Je m'intéresserai plus particulièrement à deux grands domaines où se nouent aujourd'hui en France - et se résolvent parfois - des conflits souvent aigus entre groupes sociaux et institutions.
· Le domaine des grandes infrastructures nouvelles d'une part (routes, autoroutes, TGV, centrales électriques, lignes électriques à haute tension...), avec les débats publics concernant leur opportunité et leurs conditions de réalisation.
Les enquêtes d'utilité publique notamment sont l'occasion d'affrontements parfois tumultueux entre les pouvoirs publics (principalement l'Etat), leurs administrations, les associations, notamment celles qui militent pour l'environnement, les intérêts particuliers plus ou moins organisés, les utilisateurs, le grand public, etc.
Ces débats conflictuels engendrent des processus de décision de plus en plus complexes et parfois chaotiques (progressions, blocages, retours en arrière, non décisions, décisions partielles ou même absurdes, etc.).
· Le domaine de la planification urbaine, d'autre part. Les procédures d'urbanisme ouvrent des débats publics soit sur des projets globaux (schémas directeurs d'aménagement et d'urbanisme, plans d'occupation des sols), soit sur des projets particuliers (zones d'aménagement concerté, grands équipements publics...). Là aussi se rencontrent les pouvoirs publics (principalement les municipalités), leurs administrations, les associations, les particuliers, le grand public...
A travers ces débats souvent passionnés, on ne voit pas seulement se dessiner des images du quartier, de la ville, de l'agglomération des prochaines décennies, on voit aussi se confronter des visions différentes de l'appropriation de l'espace, de la façon de vivre en ville, des principales composantes de la civilisation urbaine.
Aussi apparaît-il particulièrement intéressant de dégager, dans ces deux domaines, les évolutions et oppositions de valeurs au sein de la société, de souligner les formidables contradictions qu'elles engendrent et d'imaginer comment elles pourraient être surmontées.
1 - L'émergence des nouvelles valeurs
Parmi tous les grands débats qui animent la société aujourd'hui, le débat sur l'environnement, dans ses multiples expressions concrètes, est sans doute le plus révélateur d'évolutions profondes des sensibilités, des enjeux, des préférences, le plus révélateur de nouvelles valeurs de société.Observons d'abord que l'intensité des conflits qui se nouent autour de projets d'infrastructures et d'urbanisme est significative d'une exigence de démocratie nouvelle. La contestation des projets émanant des pouvoirs publics montre indéniablement un recul de valeurs traditionnelles telles que le respect quasi hiérarchique des institutions représentatives et la primauté de l'intérêt général opposé aux intérêts particuliers.

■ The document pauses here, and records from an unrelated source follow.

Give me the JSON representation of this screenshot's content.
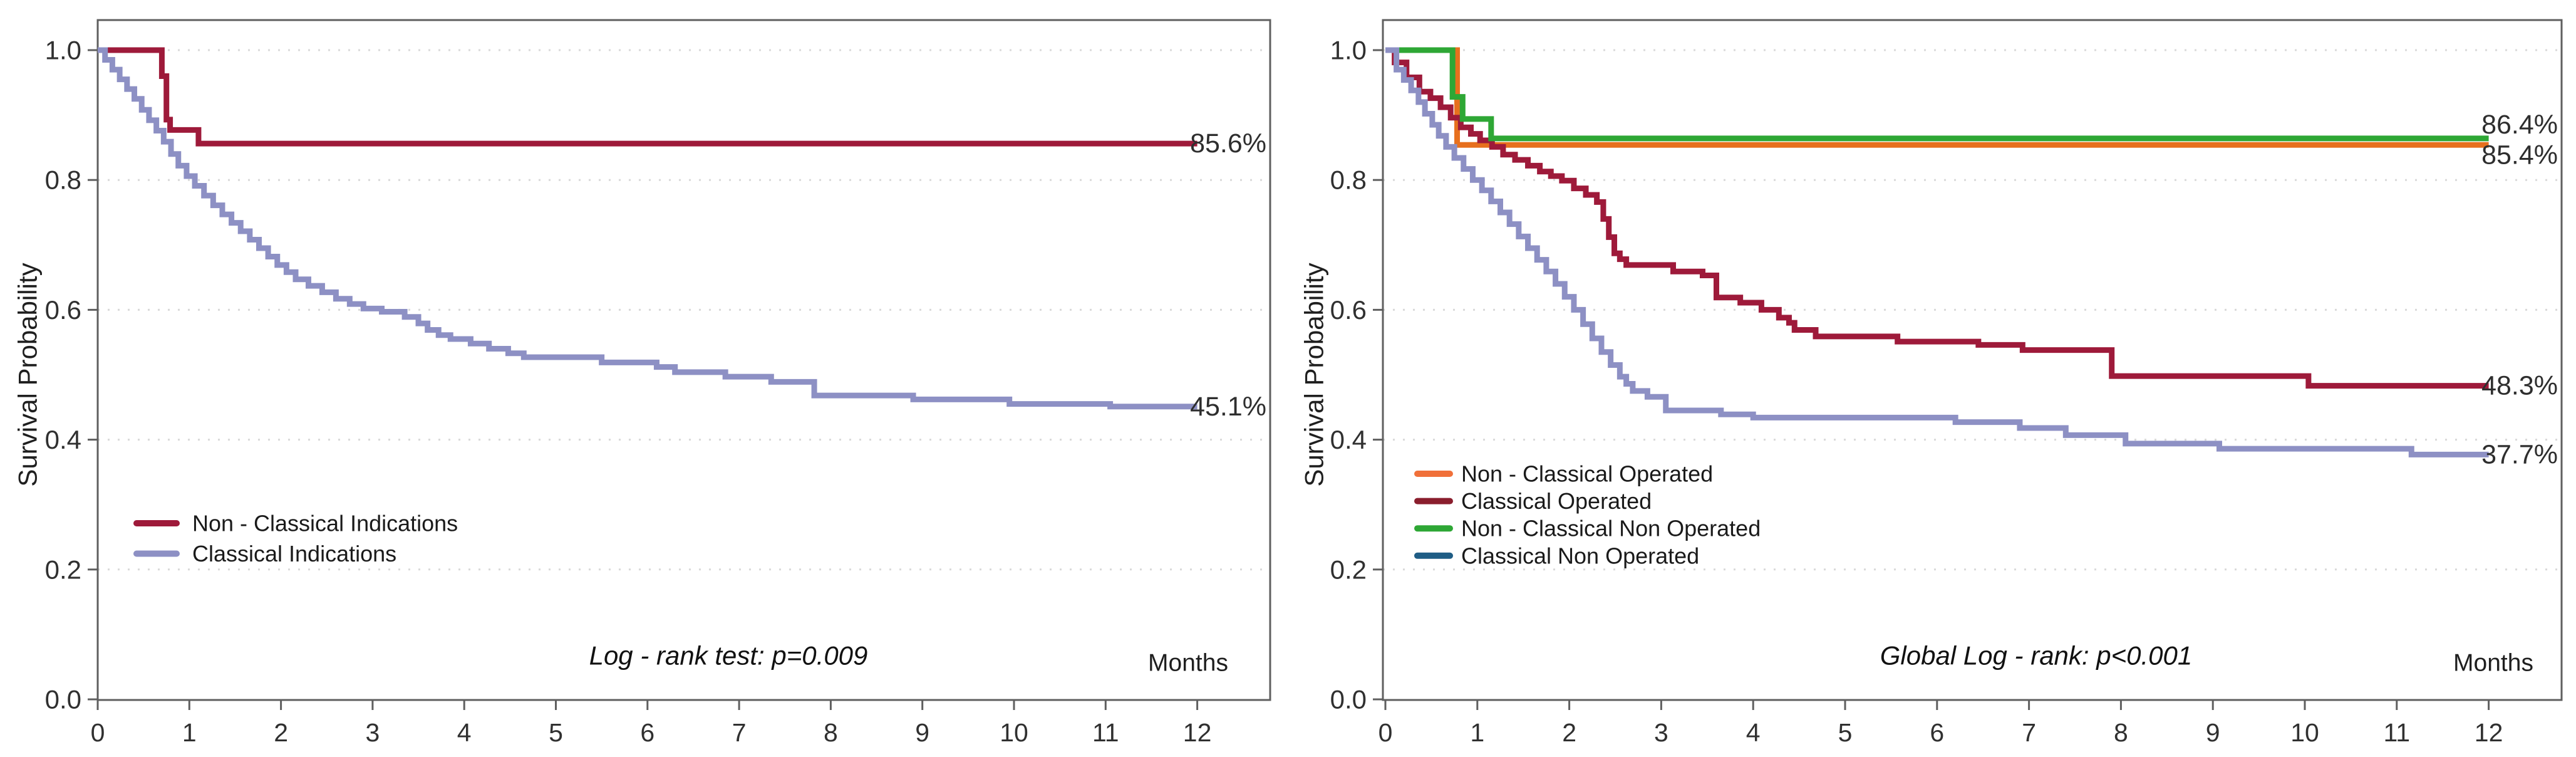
{
  "figure": {
    "background": "#ffffff"
  },
  "chart_data": [
    {
      "type": "line",
      "subtype": "kaplan-meier-step",
      "panel": "left",
      "ylabel": "Survival Probability",
      "x_unit_label": "Months",
      "annotation": "Log - rank test: p=0.009",
      "xlim": [
        0,
        12.8
      ],
      "ylim": [
        0.0,
        1.05
      ],
      "grid": "dotted-horizontal",
      "legend_position": "inside-lower-left",
      "xtick_labels": [
        "0",
        "1",
        "2",
        "3",
        "4",
        "5",
        "6",
        "7",
        "8",
        "9",
        "10",
        "11",
        "12"
      ],
      "xtick_values": [
        0,
        1,
        2,
        3,
        4,
        5,
        6,
        7,
        8,
        9,
        10,
        11,
        12
      ],
      "ytick_labels": [
        "1.0",
        "0.8",
        "0.6",
        "0.4",
        "0.2",
        "0.0"
      ],
      "ytick_values": [
        1.0,
        0.8,
        0.6,
        0.4,
        0.2,
        0.0
      ],
      "series": [
        {
          "name": "Non - Classical Indications",
          "color": "#9E1A3A",
          "legend_color": "#9E1A3A",
          "end_label": "85.6%",
          "end_label_color": "#9E1A3A",
          "end_label_offset": 0,
          "final_value": 0.856,
          "points": [
            [
              0,
              1.0
            ],
            [
              0.7,
              0.96
            ],
            [
              0.75,
              0.893
            ],
            [
              0.79,
              0.877
            ],
            [
              1.1,
              0.856
            ]
          ]
        },
        {
          "name": "Classical Indications",
          "color": "#8D90C4",
          "legend_color": "#8D90C4",
          "end_label": "45.1%",
          "end_label_color": "#2B3F92",
          "end_label_offset": 0,
          "final_value": 0.451,
          "points": [
            [
              0,
              1.0
            ],
            [
              0.08,
              0.985
            ],
            [
              0.16,
              0.97
            ],
            [
              0.24,
              0.955
            ],
            [
              0.32,
              0.94
            ],
            [
              0.4,
              0.925
            ],
            [
              0.48,
              0.908
            ],
            [
              0.56,
              0.892
            ],
            [
              0.64,
              0.876
            ],
            [
              0.72,
              0.859
            ],
            [
              0.8,
              0.84
            ],
            [
              0.88,
              0.822
            ],
            [
              0.97,
              0.806
            ],
            [
              1.06,
              0.791
            ],
            [
              1.16,
              0.776
            ],
            [
              1.26,
              0.761
            ],
            [
              1.36,
              0.747
            ],
            [
              1.46,
              0.734
            ],
            [
              1.56,
              0.721
            ],
            [
              1.66,
              0.708
            ],
            [
              1.76,
              0.695
            ],
            [
              1.86,
              0.682
            ],
            [
              1.96,
              0.669
            ],
            [
              2.06,
              0.658
            ],
            [
              2.16,
              0.647
            ],
            [
              2.3,
              0.637
            ],
            [
              2.45,
              0.627
            ],
            [
              2.6,
              0.617
            ],
            [
              2.75,
              0.609
            ],
            [
              2.9,
              0.602
            ],
            [
              3.1,
              0.597
            ],
            [
              3.35,
              0.589
            ],
            [
              3.5,
              0.579
            ],
            [
              3.6,
              0.569
            ],
            [
              3.72,
              0.561
            ],
            [
              3.85,
              0.555
            ],
            [
              4.07,
              0.548
            ],
            [
              4.27,
              0.54
            ],
            [
              4.48,
              0.533
            ],
            [
              4.65,
              0.527
            ],
            [
              5.5,
              0.519
            ],
            [
              6.1,
              0.512
            ],
            [
              6.3,
              0.504
            ],
            [
              6.85,
              0.497
            ],
            [
              7.35,
              0.489
            ],
            [
              7.82,
              0.468
            ],
            [
              8.9,
              0.462
            ],
            [
              9.95,
              0.455
            ],
            [
              11.05,
              0.451
            ]
          ]
        }
      ]
    },
    {
      "type": "line",
      "subtype": "kaplan-meier-step",
      "panel": "right",
      "ylabel": "Survival Probability",
      "x_unit_label": "Months",
      "annotation": "Global Log - rank: p<0.001",
      "xlim": [
        0,
        12.8
      ],
      "ylim": [
        0.0,
        1.05
      ],
      "grid": "dotted-horizontal",
      "legend_position": "inside-lower-left",
      "xtick_labels": [
        "0",
        "1",
        "2",
        "3",
        "4",
        "5",
        "6",
        "7",
        "8",
        "9",
        "10",
        "11",
        "12"
      ],
      "xtick_values": [
        0,
        1,
        2,
        3,
        4,
        5,
        6,
        7,
        8,
        9,
        10,
        11,
        12
      ],
      "ytick_labels": [
        "1.0",
        "0.8",
        "0.6",
        "0.4",
        "0.2",
        "0.0"
      ],
      "ytick_values": [
        1.0,
        0.8,
        0.6,
        0.4,
        0.2,
        0.0
      ],
      "series": [
        {
          "name": "Non - Classical Operated",
          "color": "#E7701E",
          "legend_color": "#F0703A",
          "end_label": "85.4%",
          "end_label_color": "#E87425",
          "end_label_offset": 16,
          "final_value": 0.854,
          "legend_index": 0,
          "points": [
            [
              0,
              1.0
            ],
            [
              0.78,
              0.854
            ]
          ]
        },
        {
          "name": "Classical Operated",
          "color": "#9E1A3A",
          "legend_color": "#8A1E2D",
          "end_label": "48.3%",
          "end_label_color": "#9E1A3A",
          "end_label_offset": 0,
          "final_value": 0.483,
          "legend_index": 1,
          "points": [
            [
              0,
              1.0
            ],
            [
              0.1,
              0.981
            ],
            [
              0.23,
              0.958
            ],
            [
              0.37,
              0.936
            ],
            [
              0.49,
              0.926
            ],
            [
              0.6,
              0.912
            ],
            [
              0.71,
              0.896
            ],
            [
              0.82,
              0.881
            ],
            [
              0.93,
              0.871
            ],
            [
              1.03,
              0.861
            ],
            [
              1.16,
              0.851
            ],
            [
              1.28,
              0.839
            ],
            [
              1.41,
              0.831
            ],
            [
              1.55,
              0.822
            ],
            [
              1.68,
              0.813
            ],
            [
              1.8,
              0.806
            ],
            [
              1.92,
              0.799
            ],
            [
              2.05,
              0.787
            ],
            [
              2.18,
              0.777
            ],
            [
              2.3,
              0.766
            ],
            [
              2.37,
              0.74
            ],
            [
              2.43,
              0.712
            ],
            [
              2.49,
              0.687
            ],
            [
              2.55,
              0.678
            ],
            [
              2.62,
              0.669
            ],
            [
              3.13,
              0.659
            ],
            [
              3.45,
              0.653
            ],
            [
              3.6,
              0.619
            ],
            [
              3.86,
              0.611
            ],
            [
              4.09,
              0.6
            ],
            [
              4.28,
              0.588
            ],
            [
              4.39,
              0.58
            ],
            [
              4.45,
              0.569
            ],
            [
              4.68,
              0.559
            ],
            [
              5.57,
              0.551
            ],
            [
              6.45,
              0.546
            ],
            [
              6.93,
              0.538
            ],
            [
              7.9,
              0.498
            ],
            [
              10.04,
              0.483
            ]
          ]
        },
        {
          "name": "Non - Classical Non Operated",
          "color": "#2EA735",
          "legend_color": "#2EA735",
          "end_label": "86.4%",
          "end_label_color": "#3A8E3C",
          "end_label_offset": -22,
          "final_value": 0.864,
          "legend_index": 2,
          "points": [
            [
              0,
              1.0
            ],
            [
              0.73,
              0.928
            ],
            [
              0.84,
              0.894
            ],
            [
              1.15,
              0.864
            ]
          ]
        },
        {
          "name": "Classical Non Operated",
          "color": "#8D90C4",
          "legend_color": "#1F5D85",
          "end_label": "37.7%",
          "end_label_color": "#2B3F92",
          "end_label_offset": 0,
          "final_value": 0.377,
          "legend_index": 3,
          "points": [
            [
              0,
              1.0
            ],
            [
              0.12,
              0.97
            ],
            [
              0.2,
              0.954
            ],
            [
              0.28,
              0.938
            ],
            [
              0.36,
              0.92
            ],
            [
              0.43,
              0.902
            ],
            [
              0.51,
              0.885
            ],
            [
              0.58,
              0.868
            ],
            [
              0.66,
              0.851
            ],
            [
              0.75,
              0.834
            ],
            [
              0.85,
              0.817
            ],
            [
              0.95,
              0.8
            ],
            [
              1.05,
              0.784
            ],
            [
              1.15,
              0.767
            ],
            [
              1.25,
              0.75
            ],
            [
              1.35,
              0.732
            ],
            [
              1.45,
              0.713
            ],
            [
              1.55,
              0.695
            ],
            [
              1.65,
              0.677
            ],
            [
              1.75,
              0.659
            ],
            [
              1.85,
              0.64
            ],
            [
              1.95,
              0.62
            ],
            [
              2.05,
              0.6
            ],
            [
              2.15,
              0.578
            ],
            [
              2.25,
              0.556
            ],
            [
              2.35,
              0.535
            ],
            [
              2.45,
              0.515
            ],
            [
              2.55,
              0.497
            ],
            [
              2.62,
              0.486
            ],
            [
              2.69,
              0.475
            ],
            [
              2.85,
              0.466
            ],
            [
              3.05,
              0.445
            ],
            [
              3.65,
              0.439
            ],
            [
              4.0,
              0.434
            ],
            [
              6.2,
              0.427
            ],
            [
              6.9,
              0.418
            ],
            [
              7.4,
              0.407
            ],
            [
              8.05,
              0.394
            ],
            [
              9.07,
              0.386
            ],
            [
              11.16,
              0.377
            ]
          ]
        }
      ]
    }
  ]
}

Les expressions concrètes, sous forme de projets, de cet intérêt général sont perçues (pas toujours à tort) comme les produits des appareils attachés aux pouvoirs publics (les "technocrates") et de leurs logiques techniciennes.
Les procédures sont perçues comme autant de moyens pour faire aboutir ces projets prédéterminés, étouffer l'expression d'autres logiques, l'émergence d'autres enjeux. Autrement dit, on voit ainsi s'exprimer une demande très forte de démocratie concrète, directe, ouverte et transparente : le droit du citoyen à s'exprimer directement sur ce qui le concerne.
Cette valeur montante trouve dans le domaine de l'environnement un moyen d'expression privilégié. Car accepter que le débat entre citoyens de base et "technocrates" se situe sur le terrain technique et économique parfaitement maîtrisé par lesdits "technocrates", c'est accepter d'être battu d'avance.
Le porter sur de nouveaux terrains, sur les enjeux de l'environnement, c'est entrer dans de nouvelles logiques, augmenter le poids du qualitatif, justifier des alternatives inattendues, en un mot rééquilibrer le débat public et légitimer la contestation active des projets "officiels". L'environnement est donc un point d'appui précieux pour l'émergence de cette valeur montante qu'est l'exigence de "vraie démocratie".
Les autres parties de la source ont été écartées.